DISABLE SSL 3.0, ENABLE TLS 1.0+ POODLE

[jmestep]

I'm asking this so other posters can see the answer. I got an email from Authorizenet that said the following in part. Could Able verify that the Authorize.net gateway code is OK? I'm assuming it is since this seems to affect a minimal number of merchants

Your Payment Gateway ID: xx
Dear Authorize.Net Merchant:
As you may be aware, an Internet-wide security issue, commonly referred to as POODLE, has been identified in the last two weeks and affects anyone using older Web browsers that use SSL version 3 (SSLv3), specifically Internet Explorer (IE) 6. This issue creates a vulnerability that could allow hackers to gain access to any connection using this outdated Web browser.
Authorize.Net itself is not vulnerable to POODLE, but we are making changes to our systems to assure that we are providing our merchants and their customers with the highest degree of security possible.
To that end, on November 4, 2014, we will be disabling the use of SSLv3 within our systems. This means that if your website or shopping cart solution uses SSLv3 to send transactions to Authorize.Net, you will no longer be able to process transactions. You will also no longer be able to access any secure Authorize.Net pages from IE6.
We expect that a minimal number of our merchants will be affected. However, because we do not control how your particular site or solution sends transactions to us, this change could potentially impact your transaction processing. Please immediately contact your web developer or shopping cart solution to see if you will need to make any changes to your site or solution before November 4th.
Most modern shopping carts do not use this old technology in their solutions-in general, POODLE will only affect solutions that are older and use SSLv3. But again, because we do not control which method your systems use for transaction processing, we are not able to advise whether or not this change will affect you site or solution. We strongly urge you to contact your web developer or payment solution provider to find out for sure.
We apologize for the short notice, but security is of the utmost concern. Authorize.Net and most other payment and technology companies are disabling SSLv3 as soon as possible to help make sure that hackers aren't able to exploit this vulnerability.
If you have any questions regarding this change, please review our POODLE FAQs. You can also check out this post in the developer community for instructions to give to your web or solution developer regarding the upcoming change.
Thank you for your prompt attention to this urgent issue.
Sincerely,
Authorize.Net

[mazhar]

We don't do any SSL version specific handling in our codes. Our code will simply utilize whats configured on web server. In order to protect against poodle hosts will need to disable SSL3 on servers.

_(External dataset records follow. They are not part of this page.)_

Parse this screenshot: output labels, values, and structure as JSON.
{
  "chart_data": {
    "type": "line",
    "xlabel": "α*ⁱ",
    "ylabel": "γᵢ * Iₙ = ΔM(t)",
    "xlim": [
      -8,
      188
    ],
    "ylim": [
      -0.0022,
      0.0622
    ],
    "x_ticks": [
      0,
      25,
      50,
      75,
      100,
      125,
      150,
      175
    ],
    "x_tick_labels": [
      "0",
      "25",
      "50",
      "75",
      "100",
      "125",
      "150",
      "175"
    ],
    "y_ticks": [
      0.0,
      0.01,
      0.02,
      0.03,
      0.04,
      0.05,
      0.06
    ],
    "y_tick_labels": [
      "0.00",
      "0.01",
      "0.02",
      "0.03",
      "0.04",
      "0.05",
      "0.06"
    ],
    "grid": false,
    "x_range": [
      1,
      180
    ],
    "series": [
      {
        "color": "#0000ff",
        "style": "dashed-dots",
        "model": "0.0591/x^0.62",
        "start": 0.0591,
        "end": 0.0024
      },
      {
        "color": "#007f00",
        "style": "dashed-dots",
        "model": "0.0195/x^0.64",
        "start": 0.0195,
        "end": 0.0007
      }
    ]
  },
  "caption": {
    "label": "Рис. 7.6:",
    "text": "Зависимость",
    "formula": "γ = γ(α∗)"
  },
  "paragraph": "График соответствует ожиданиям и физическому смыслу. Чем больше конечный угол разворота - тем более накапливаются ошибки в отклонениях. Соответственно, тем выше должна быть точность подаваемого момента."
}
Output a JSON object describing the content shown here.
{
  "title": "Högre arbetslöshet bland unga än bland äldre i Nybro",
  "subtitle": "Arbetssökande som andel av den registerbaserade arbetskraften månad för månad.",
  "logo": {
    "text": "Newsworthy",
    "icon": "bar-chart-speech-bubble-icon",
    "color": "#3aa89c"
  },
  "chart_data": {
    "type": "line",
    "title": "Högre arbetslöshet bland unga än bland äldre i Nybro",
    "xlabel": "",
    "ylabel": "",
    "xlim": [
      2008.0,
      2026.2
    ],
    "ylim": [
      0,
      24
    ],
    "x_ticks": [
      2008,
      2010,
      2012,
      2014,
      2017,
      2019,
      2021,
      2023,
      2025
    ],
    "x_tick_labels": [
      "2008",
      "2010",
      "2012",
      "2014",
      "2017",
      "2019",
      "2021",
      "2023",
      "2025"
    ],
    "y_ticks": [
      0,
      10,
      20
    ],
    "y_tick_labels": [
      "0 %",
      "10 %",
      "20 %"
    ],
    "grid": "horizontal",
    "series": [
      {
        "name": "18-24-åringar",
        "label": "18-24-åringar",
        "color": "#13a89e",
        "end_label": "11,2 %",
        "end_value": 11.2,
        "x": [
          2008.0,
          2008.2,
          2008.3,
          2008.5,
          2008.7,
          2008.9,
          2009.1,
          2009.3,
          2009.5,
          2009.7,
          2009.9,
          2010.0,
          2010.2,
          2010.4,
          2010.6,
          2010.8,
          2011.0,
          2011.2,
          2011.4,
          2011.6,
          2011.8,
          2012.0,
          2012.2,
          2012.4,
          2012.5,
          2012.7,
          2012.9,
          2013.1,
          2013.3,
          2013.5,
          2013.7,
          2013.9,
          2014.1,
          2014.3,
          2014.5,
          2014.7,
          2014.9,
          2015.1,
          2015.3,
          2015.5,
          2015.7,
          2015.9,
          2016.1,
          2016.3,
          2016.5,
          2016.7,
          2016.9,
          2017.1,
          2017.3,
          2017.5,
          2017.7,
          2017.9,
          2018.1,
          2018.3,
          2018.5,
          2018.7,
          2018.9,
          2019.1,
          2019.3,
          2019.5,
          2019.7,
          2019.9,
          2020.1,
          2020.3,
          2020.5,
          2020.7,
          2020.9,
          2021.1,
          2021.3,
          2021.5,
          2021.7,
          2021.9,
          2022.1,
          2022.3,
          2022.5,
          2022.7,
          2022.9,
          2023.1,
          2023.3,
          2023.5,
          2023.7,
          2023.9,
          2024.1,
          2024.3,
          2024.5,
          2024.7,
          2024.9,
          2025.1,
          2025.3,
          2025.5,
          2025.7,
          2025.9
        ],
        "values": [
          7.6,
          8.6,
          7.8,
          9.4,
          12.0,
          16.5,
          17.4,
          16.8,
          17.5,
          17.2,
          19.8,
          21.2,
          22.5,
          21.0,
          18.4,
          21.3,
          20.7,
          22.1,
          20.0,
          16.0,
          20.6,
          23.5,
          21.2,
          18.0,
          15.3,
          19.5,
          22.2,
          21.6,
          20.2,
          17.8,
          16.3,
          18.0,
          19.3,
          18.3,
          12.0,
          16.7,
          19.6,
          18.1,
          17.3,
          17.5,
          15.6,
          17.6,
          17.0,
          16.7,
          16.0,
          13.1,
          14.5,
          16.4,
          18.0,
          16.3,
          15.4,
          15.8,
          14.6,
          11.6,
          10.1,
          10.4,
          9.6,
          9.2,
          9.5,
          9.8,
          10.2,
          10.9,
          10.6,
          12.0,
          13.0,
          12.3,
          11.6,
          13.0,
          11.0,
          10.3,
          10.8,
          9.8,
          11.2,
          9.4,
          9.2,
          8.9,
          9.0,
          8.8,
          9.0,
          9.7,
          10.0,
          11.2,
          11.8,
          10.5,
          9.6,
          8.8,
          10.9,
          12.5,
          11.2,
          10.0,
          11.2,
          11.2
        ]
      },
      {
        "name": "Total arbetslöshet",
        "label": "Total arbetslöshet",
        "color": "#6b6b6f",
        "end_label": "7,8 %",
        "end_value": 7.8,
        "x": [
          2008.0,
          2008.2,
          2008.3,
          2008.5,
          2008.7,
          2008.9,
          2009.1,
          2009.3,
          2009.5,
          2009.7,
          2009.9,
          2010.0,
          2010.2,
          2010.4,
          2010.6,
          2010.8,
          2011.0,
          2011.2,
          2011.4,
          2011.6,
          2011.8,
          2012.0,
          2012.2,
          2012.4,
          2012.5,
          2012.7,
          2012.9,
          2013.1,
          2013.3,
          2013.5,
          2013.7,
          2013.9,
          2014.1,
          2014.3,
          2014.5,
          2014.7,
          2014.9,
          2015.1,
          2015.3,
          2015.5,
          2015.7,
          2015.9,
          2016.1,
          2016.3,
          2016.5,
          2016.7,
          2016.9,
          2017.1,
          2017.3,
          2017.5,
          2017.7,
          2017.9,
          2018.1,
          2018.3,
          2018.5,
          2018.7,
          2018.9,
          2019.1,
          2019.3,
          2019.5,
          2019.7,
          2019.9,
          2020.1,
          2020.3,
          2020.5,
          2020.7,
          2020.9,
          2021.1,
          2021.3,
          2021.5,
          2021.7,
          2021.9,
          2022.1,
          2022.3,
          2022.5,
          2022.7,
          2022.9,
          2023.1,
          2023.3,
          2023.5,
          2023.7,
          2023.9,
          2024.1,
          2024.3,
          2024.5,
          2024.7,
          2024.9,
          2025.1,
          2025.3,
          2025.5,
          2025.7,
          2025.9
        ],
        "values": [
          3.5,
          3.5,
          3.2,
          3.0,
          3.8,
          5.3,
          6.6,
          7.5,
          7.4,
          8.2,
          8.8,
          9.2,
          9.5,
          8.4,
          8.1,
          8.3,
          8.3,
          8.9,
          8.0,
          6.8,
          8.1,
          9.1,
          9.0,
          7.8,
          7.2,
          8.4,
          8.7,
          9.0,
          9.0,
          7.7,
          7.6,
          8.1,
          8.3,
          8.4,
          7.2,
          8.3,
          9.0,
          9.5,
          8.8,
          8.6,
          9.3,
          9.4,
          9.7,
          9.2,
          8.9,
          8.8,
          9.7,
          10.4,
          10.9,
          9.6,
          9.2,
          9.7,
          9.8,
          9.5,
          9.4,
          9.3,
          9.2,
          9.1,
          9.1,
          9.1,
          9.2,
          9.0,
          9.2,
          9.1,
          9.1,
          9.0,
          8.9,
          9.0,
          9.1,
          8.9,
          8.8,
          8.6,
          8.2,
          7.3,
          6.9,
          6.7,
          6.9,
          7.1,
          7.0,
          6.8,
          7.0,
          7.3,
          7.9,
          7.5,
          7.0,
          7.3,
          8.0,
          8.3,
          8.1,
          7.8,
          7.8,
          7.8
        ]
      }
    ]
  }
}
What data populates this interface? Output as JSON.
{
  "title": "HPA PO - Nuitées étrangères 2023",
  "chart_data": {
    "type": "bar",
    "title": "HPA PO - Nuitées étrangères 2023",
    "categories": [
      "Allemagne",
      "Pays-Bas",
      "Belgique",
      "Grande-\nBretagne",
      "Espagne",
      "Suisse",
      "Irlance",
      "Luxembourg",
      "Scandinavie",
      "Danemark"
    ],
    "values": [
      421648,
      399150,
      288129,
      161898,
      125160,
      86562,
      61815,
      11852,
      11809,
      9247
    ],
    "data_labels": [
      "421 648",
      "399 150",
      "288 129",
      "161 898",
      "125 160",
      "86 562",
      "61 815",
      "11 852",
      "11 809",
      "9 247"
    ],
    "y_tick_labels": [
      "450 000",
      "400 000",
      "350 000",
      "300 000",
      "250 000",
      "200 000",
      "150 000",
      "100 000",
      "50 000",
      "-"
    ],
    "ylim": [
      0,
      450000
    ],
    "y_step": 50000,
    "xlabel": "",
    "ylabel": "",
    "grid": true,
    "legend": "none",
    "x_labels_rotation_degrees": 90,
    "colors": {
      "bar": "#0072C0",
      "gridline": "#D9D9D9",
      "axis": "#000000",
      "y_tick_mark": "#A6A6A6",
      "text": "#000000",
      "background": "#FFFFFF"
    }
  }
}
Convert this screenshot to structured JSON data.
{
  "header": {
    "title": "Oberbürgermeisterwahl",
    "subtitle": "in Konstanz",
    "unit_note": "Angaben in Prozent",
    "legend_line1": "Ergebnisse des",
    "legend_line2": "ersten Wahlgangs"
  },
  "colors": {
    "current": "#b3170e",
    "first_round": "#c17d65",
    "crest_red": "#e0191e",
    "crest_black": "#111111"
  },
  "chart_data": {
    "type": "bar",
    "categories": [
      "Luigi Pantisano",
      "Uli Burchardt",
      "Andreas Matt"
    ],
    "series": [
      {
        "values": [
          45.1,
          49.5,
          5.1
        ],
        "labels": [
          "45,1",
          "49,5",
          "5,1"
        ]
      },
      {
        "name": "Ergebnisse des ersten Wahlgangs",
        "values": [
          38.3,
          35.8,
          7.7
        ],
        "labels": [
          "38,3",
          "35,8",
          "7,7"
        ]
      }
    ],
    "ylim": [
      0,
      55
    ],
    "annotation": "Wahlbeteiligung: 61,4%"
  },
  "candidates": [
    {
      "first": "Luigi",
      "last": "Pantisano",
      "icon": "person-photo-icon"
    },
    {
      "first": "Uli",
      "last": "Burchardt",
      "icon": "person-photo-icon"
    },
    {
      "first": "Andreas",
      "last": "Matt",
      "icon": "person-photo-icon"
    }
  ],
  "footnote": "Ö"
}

I think most of the shared host may have already disabled SSL 3 but any one with self hosted server may need to do the same.

[Shopping Cart Admin]

Please see the following link:

https://www.nartac.com/Products/IISCrypto/

Click the PCI button it will correct all the settings, just be sure to uncheck ssl 3.0. This will require a re-boot to take effect.

If you're running Windows 2003 server be sure to apply the patch mentioned at the bottom of the page to enable the AES cipher suite.

This tool is handy as it will re-order the cipher suites correctly (not available on 2003)

[NC Software]

Running 2003 - hello, this is 2014!!!! Geeeez! Upgrade your servers people!

[Shopping Cart Admin]

Hello All,

PayPal will be stopping support for SSL 3.0 on December 3rd!

[ChipWV]

Hello All,

PayPal will be stopping support for SSL 3.0 on December 3rd!

From the previous comments "We don't do any SSL version specific handling in our codes", I'm assuming this does not affect our AC integration with PayFlow Pro and regular PayPal processing?

I just got a call and email from a PayPal "Outreach Specialist" regarding dropping SSL 3.0 support. I think we've had SSL 3.0 disabled for over a month now.

Just wanting to confirm.

Thanks
Chip

[rjh]

Able uses the dll paypal_base.dll which uses SOAP to communicate with PayPal. I cannot find any details on this DLL and I cannot tell if it uses SSL. It does not appear to me that it goes through our web server, but I'm not sure. So the question still stands, is AC7 going to still work with PayPal when they turn off SSL 3.0?

-Rich

[Shopping Cart Admin]

Hello Rich,

You need to disable SSl v3 on the webserver and PayPal will continue to world over TLS 1.0+

[NC Software]

I personally don't think anything is required of any client (AC) site as the gateway is the one that establishes the handshake. If the gateway doesn't support SSL v3 such as they have it disabled then you will never be able to connect via that protocol. For example, if you tried to make a XYZ protocol connection to my servers and I don't support XYZ, the connection will fail. PayPal in this case is disabling their protocol on Dec 3rd so if any integration was specifically trying to connect via SSL v3 it would fail. There are no AC components such as the PayPal payment API that specifically selects a protocol. It's certainly a good practice to disable the security protocols that have vulnerabilities on your server(s) to ensure anyone connecting to you does not establish a connection to your server via an unwanted protocol.